Marine Johannès, de 31 años, aprovechó la ausencia de Sabrina Ionescu para brillar en la WNBA. Demostró una notable efectividad en sus lanzamientos, con un 53.3% (8 de 15) en tiros de campo y un impresionante 46.2% (6 de 13) en triples. Igualmente, igualó su récord personal al anotar seis canastas de tres puntos y estableció una nueva marca para la franquicia con 11 triples anotados en sus dos primeros partidos de la temporada. Con este logro, se convirtió en la segunda jugadora en la historia de la WNBA en iniciar una temporada con dos partidos consecutivos anotando cinco o más triples.
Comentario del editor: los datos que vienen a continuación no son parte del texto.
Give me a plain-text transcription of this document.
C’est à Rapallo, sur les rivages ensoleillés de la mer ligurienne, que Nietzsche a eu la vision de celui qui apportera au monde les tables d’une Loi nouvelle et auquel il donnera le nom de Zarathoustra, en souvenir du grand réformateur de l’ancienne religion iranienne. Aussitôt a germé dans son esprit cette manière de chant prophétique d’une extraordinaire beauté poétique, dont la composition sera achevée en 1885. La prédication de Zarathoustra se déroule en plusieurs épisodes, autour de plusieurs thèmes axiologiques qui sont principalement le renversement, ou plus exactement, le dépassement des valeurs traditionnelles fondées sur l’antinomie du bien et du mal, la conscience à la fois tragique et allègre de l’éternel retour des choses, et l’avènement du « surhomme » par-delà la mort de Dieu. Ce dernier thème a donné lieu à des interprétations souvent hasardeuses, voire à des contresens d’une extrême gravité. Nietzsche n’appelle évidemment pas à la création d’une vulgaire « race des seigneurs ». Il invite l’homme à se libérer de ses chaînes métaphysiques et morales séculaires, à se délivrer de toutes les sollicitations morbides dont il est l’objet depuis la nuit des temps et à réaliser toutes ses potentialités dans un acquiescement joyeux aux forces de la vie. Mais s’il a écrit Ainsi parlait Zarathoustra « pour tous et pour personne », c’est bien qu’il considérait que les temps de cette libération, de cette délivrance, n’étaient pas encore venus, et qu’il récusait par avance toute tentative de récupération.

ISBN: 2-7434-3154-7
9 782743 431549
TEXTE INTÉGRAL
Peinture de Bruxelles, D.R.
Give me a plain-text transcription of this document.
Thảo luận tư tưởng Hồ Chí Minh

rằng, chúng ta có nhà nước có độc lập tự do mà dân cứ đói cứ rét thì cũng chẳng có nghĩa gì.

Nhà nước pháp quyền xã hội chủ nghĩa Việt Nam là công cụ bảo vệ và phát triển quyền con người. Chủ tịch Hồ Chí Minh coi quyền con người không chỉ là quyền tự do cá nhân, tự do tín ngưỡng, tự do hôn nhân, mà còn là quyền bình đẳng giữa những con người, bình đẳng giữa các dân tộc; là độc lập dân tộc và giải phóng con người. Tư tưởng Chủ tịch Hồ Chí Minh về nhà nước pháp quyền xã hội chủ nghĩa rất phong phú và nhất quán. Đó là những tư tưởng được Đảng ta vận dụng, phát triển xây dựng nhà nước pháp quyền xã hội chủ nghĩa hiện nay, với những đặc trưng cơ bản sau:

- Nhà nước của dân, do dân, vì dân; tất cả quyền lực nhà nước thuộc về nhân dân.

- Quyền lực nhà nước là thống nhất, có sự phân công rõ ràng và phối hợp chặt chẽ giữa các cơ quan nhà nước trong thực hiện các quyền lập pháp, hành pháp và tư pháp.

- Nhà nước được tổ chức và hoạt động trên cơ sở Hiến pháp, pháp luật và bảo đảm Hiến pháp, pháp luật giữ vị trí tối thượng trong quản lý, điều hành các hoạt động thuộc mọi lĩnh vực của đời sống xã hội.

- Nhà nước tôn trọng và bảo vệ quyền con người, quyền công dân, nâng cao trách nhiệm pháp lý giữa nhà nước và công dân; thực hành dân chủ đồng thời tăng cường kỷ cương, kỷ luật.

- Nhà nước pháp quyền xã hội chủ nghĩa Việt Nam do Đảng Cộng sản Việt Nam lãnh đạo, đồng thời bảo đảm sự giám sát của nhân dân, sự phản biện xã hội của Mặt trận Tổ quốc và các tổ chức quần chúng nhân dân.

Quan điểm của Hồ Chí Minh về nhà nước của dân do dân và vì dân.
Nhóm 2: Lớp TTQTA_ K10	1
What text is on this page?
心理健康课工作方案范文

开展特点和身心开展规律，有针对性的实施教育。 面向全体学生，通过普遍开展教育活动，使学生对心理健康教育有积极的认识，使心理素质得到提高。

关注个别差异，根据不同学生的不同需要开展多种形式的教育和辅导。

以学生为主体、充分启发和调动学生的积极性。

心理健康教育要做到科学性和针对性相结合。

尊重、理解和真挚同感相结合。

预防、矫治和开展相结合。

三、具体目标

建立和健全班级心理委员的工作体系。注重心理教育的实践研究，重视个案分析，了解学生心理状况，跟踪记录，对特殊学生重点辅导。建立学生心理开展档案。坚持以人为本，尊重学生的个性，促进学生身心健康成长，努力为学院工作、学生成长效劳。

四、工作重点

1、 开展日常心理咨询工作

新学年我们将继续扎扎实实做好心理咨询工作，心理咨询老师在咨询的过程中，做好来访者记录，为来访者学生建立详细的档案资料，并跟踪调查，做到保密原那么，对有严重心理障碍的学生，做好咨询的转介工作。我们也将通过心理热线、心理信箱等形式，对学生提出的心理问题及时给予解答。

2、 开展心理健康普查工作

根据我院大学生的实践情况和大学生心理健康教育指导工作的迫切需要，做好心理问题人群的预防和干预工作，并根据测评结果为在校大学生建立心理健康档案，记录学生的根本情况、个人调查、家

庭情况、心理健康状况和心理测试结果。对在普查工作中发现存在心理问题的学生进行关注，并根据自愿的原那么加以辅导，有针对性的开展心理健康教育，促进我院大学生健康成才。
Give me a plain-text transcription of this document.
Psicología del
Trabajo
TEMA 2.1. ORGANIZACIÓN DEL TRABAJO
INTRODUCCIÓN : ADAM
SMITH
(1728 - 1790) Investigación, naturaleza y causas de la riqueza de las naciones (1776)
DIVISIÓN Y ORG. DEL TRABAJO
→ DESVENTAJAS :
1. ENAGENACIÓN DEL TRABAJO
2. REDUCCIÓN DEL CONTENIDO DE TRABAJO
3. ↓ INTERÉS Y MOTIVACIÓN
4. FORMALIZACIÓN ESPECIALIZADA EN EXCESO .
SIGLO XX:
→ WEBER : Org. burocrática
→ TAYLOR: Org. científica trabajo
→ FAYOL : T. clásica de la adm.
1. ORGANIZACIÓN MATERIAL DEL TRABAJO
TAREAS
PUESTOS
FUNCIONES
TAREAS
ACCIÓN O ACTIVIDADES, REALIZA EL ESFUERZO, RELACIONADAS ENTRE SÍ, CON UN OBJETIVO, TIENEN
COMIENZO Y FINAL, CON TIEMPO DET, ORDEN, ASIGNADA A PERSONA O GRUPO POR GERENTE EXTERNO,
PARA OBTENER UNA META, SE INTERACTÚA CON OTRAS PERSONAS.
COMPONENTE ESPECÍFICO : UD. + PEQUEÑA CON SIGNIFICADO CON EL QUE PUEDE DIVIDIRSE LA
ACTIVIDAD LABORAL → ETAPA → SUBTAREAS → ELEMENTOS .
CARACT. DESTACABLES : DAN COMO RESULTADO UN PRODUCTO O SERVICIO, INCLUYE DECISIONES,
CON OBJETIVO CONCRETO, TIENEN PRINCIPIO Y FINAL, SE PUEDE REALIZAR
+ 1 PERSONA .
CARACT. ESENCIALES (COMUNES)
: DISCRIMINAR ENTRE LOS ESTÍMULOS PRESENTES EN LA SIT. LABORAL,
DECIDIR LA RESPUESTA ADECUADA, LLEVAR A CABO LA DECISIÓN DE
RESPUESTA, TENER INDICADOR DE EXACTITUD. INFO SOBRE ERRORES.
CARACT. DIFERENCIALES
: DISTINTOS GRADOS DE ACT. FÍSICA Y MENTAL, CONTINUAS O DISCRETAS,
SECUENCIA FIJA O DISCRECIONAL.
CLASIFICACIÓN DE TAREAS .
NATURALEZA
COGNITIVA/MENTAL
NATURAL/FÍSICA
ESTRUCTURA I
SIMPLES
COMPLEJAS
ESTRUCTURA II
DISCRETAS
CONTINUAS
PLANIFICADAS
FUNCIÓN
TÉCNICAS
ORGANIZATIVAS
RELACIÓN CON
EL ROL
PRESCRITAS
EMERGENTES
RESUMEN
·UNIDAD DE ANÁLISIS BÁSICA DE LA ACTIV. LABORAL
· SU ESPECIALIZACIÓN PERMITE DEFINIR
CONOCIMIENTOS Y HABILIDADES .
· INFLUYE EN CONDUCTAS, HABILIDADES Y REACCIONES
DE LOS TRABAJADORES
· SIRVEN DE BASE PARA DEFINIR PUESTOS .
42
La jugadora, oriunda de Normandía, también contribuyó con dos robos, uniéndose a Sugar Rodgers como las únicas jugadoras en la historia de la franquicia que han comenzado una temporada con al menos 17 puntos y dos robos en partidos consecutivos.
«Es una jugadora realmente excepcional», declaró la entrenadora Chris DeMarco. «Necesita tener confianza en sí misma, y aceptaremos sus errores. Eso es parte integral de su talento y de su juego completo. Valoro especialmente su compromiso defensivo actual. Y creo que eso se refleja en ataque: si tomas las decisiones correctas en defensa y te entregas al máximo en ataque, la suerte te sonríe, tanto a ti como a todo el equipo».
Por su parte, Pauline Astier también tuvo una actuación destacada. La base internacional anotó 18 puntos (6 de 10 en tiros de campo), capturó cinco rebotes, repartió siete asistencias y sumó dos robos.